Weyland was watching the argument with his usual neutral expression. Nyx wondered if he was worried about the possibility of them all ending up inside a star, or getting reduced to their component atoms, or whatever it was that happened when navigators fucked up. Maybe he just didn’t understand what the hell was going on. “How’s Jianyu doing?” Nyx asked him.
“His neural activity is stabilizing,” Weyland said. “I may be able to wake him up in two more days.”
“Well, that’s some good news,” Nyx said.
On the fourth day, they dropped back into the customary flow of space and time at exactly the planet they’d been planning to stop by. Nyx made Sera wait an extra day, then told Weyland to give her a drug test before she’d allow her pilot to take the Benevolence down into the atmosphere. It was a smooth ride by Sera’s standards, easing on down through the atmospheric friction instead of blazing through with the chemical thrusters firing on full power. Their passengers disembarked. They looked glad to get the hell off the Benevolence.
They returned to low orbit, catching up on the most recent news they could get from Earth. The planet’s atmosphere was still a mess in the news feeds, with so much debris kicked up that the whole globe was shrouded in thick cloud cover. Nyx wished there was a way to get to the Sol system faster. She remembered Mirelle saying simple and bringing her hands together. She didn’t ask Mirelle if it was possible, but she thought about it for a long time.
The next day, Weyland brought Jianyu out of sedation. He talked complete nonsense for an hour, just strings of syllables that didn’t match any language. Nyx suggested that Sera babysit him because she’d stayed sober, and because Nyx was pretty sure she was going to do it whether she had permission or not.
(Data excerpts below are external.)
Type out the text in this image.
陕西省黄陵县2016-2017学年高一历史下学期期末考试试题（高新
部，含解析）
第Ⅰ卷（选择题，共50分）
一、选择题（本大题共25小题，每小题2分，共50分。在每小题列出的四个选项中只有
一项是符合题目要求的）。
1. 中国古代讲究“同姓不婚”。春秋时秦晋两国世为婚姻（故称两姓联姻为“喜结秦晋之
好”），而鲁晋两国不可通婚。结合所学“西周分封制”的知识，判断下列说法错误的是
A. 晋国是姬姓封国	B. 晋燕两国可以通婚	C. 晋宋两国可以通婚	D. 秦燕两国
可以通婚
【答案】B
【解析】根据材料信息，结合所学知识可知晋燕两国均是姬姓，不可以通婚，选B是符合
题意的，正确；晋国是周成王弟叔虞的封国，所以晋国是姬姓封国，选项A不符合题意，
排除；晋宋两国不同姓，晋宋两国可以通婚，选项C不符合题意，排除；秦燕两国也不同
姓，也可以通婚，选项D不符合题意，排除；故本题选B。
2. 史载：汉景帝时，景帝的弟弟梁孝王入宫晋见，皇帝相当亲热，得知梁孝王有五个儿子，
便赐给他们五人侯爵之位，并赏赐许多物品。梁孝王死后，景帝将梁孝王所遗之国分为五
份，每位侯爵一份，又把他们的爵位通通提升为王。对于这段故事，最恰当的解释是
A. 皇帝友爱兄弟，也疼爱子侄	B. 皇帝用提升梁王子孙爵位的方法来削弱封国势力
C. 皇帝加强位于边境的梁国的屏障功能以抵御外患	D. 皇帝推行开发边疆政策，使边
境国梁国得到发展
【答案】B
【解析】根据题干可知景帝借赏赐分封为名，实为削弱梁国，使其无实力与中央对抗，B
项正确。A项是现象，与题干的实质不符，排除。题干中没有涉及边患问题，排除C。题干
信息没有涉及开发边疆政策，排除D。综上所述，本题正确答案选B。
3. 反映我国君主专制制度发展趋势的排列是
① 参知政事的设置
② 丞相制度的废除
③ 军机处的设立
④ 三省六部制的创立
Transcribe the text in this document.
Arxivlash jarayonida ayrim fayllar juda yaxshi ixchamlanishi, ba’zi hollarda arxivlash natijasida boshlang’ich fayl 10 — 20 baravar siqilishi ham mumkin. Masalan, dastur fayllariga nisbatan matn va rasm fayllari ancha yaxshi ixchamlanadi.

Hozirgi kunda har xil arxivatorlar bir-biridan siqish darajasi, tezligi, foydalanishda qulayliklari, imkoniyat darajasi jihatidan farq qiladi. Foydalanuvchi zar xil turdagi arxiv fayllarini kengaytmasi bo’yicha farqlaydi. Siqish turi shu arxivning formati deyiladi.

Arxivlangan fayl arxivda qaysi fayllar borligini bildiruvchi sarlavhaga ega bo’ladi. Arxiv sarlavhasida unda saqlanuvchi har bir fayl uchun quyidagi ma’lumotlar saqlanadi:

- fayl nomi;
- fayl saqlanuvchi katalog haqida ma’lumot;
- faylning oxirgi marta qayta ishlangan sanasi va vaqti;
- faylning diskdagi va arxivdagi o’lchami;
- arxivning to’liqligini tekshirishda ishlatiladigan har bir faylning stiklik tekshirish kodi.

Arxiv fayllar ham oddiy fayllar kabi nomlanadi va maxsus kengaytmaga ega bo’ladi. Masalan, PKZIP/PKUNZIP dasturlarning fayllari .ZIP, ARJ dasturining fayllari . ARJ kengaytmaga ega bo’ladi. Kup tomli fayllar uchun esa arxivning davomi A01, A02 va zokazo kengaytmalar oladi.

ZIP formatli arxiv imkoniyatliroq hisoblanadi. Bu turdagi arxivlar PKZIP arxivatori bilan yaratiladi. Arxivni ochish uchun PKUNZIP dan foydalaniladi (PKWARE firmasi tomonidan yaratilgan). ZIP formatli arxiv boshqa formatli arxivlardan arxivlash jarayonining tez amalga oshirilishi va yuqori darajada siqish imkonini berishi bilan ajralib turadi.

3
A few hours later, Sera sent a message to her com screen letting her know that Jianyu was speaking English again. He was, of course, insisting that he was ready to get back to work.
“I’m not asking you to chart the course,” Nyx told him as he sat down at the navigator’s station and pushed the chair back to its customary place. “Just review Mirelle’s data and tell me if you spot any irregularities.”
“Am I looking for anything in particular?” Jianyu asked. Weyland hovered behind him with a neural probe in one gloved hand and a wad of paper towels in the other.
“You’ll know it if you see it,” Nyx said.
Jianyu plugged the cable into his neural port. His eyes went distant, then began to roll up until there was only a sliver of dark iris showing. A trickle of blood ran out of his nose. “Cut the connection,” Nyx said.
Weyland yanked the cable out of Jianyu’s head and shoved the neural probe in. He mopped up the blood on Jianyu’s face, then peeled off his gloves neatly, inside-out to contain the biological waste.
It took him a while to regain the ability to speak in recognizable words. The first thing he said that Nyx could understand was, “What the fuck was that?”
“Is it a problem?” she asked him.
“It’s brilliant,” Jianyu said. When he smiled, she noticed that there was still a smear of blood on his upper lip.